After all, I typically expect to be able to pay with my debit card when I am out shopping. At the time that I first wrote this, my shop had been accepting credit cards for 14 days. I wish that I would have started accepting credit cards sooner. Two months later as I update this article, I still wish that I would have started taking credit cards sooner.
10 Reasons Why It is Beneficial for a Small Retail Business to Accept Credit Cards
- Most people expect to be able to use their credit/debit card
- The convenience allows a better shopping experience
- There is not the risk of the person NOT coming back with cash
- Credit card payments allow a person to make a purchase even if they do not have the money.
- Credit cards allow people to make larger purchases. They are not restricted to the cash they have with them.
- You minimize your risks of accepting a bad check that will bounce. If you accept checks, this is always a possibility.
- You reduce the risk of accepting counterfeit money since more of your transactions are being paid with credit or debit cards.
- Should there be some sort of emergency such as a robbery, a fire or some other accident, you stand to lose less money since you will have less cash in the drawer.
- Save time and gas by NOT having to drive to the bank to make as many cash deposits. (This has been one of the biggest bonuses to accepting credit cards that I did not anticipate.)
- It feels great to be able to see someone pulling out a credit card for a large purchase and knowing you don’t have to worry about potentially losing the sale.
- Depending on your merchant that you use to process the payments, there may be additional reports and features available that will assist you with running your business.

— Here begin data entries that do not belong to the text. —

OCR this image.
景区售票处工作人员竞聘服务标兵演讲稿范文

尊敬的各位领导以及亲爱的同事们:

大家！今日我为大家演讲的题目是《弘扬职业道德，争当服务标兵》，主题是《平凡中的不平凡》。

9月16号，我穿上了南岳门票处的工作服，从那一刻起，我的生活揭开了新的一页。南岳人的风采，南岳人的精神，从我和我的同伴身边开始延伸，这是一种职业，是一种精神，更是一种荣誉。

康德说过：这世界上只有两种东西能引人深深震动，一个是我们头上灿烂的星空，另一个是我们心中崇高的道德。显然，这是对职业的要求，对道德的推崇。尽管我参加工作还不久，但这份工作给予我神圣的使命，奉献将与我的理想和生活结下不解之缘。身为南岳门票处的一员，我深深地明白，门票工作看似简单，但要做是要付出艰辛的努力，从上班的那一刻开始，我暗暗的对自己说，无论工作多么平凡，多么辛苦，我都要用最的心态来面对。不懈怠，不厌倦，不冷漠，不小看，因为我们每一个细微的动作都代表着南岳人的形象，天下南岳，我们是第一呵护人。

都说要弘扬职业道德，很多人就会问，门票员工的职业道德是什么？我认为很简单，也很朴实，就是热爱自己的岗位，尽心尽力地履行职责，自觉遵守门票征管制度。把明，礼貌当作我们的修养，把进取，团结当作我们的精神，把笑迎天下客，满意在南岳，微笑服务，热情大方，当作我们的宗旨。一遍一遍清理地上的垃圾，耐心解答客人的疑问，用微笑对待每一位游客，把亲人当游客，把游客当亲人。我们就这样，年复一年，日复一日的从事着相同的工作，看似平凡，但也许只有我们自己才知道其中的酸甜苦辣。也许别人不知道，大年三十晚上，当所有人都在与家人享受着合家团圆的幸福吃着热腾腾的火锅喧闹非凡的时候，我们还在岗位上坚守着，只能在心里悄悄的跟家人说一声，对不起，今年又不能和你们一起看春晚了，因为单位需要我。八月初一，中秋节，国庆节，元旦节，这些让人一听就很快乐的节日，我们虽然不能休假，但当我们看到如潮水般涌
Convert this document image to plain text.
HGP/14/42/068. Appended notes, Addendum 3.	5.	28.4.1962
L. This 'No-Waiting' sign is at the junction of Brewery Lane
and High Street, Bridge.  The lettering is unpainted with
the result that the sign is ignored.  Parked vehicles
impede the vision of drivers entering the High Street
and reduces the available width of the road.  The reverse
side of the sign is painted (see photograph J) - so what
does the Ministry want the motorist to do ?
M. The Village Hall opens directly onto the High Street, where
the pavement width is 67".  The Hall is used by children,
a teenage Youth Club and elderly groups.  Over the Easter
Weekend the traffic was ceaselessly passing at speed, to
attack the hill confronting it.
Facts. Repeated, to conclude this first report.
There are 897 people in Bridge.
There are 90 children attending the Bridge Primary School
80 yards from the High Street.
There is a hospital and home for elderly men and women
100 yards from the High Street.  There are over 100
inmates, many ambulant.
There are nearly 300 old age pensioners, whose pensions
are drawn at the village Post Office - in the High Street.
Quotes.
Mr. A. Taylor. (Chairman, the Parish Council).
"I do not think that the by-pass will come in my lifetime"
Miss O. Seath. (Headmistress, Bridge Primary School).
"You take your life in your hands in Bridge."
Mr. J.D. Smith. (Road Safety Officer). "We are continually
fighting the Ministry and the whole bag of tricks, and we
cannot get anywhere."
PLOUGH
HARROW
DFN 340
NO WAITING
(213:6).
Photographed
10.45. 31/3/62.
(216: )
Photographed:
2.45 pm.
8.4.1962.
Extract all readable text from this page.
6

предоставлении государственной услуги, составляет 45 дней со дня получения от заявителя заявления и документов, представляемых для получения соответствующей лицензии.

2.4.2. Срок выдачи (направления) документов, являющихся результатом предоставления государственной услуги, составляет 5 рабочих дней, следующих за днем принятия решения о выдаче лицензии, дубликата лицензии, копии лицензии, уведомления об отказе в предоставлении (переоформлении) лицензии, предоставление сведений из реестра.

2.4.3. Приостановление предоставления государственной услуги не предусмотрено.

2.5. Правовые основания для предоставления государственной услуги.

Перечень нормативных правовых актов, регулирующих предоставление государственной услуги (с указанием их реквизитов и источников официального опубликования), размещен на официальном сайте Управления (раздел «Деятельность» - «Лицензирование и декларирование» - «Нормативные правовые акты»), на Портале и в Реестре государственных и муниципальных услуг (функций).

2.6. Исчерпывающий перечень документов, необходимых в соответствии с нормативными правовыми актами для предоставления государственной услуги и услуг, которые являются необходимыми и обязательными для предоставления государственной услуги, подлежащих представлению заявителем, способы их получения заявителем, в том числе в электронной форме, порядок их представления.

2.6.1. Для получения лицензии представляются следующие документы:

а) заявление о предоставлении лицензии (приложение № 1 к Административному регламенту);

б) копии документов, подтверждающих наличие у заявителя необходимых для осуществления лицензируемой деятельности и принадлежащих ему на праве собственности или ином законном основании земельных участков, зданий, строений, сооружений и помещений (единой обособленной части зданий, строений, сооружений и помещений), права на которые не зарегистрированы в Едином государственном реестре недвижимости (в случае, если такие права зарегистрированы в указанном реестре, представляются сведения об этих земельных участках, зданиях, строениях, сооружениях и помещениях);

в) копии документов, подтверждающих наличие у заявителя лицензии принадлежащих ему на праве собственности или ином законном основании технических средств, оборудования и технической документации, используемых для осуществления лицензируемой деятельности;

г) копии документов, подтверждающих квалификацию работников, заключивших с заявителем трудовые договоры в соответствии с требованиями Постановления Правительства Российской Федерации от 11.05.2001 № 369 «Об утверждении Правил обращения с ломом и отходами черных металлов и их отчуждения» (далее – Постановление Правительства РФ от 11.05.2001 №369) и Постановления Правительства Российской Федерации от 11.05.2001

If I had to do it all over again, I would have set my business up to accept credit card and debit card payments even sooner. My sales have gotten bigger. It has been wonderful to avoid the “I am sorry, we don’t accept credit card” discussion. I love the convenience of not having to go to the bank as often. (This may sound funny but my small town bank will not allow us to make deposits with the ATM machine. We have to either go through the drive through or inside. Even though I have to wait a few days for my sales revenue to be deposited into the bank account; I find the reduction of trips to the bank is more than worth it.)
What about you? Do you use credit cards when you shop? When is the last time that you bought anything from a store that did NOT accept credit cards?
In my next blog post, I will discuss how to actually get set up so that you can accept credit cards and debit cards. It is easier than you think.
Thanks for reading. Best wishes as you start and grow your business.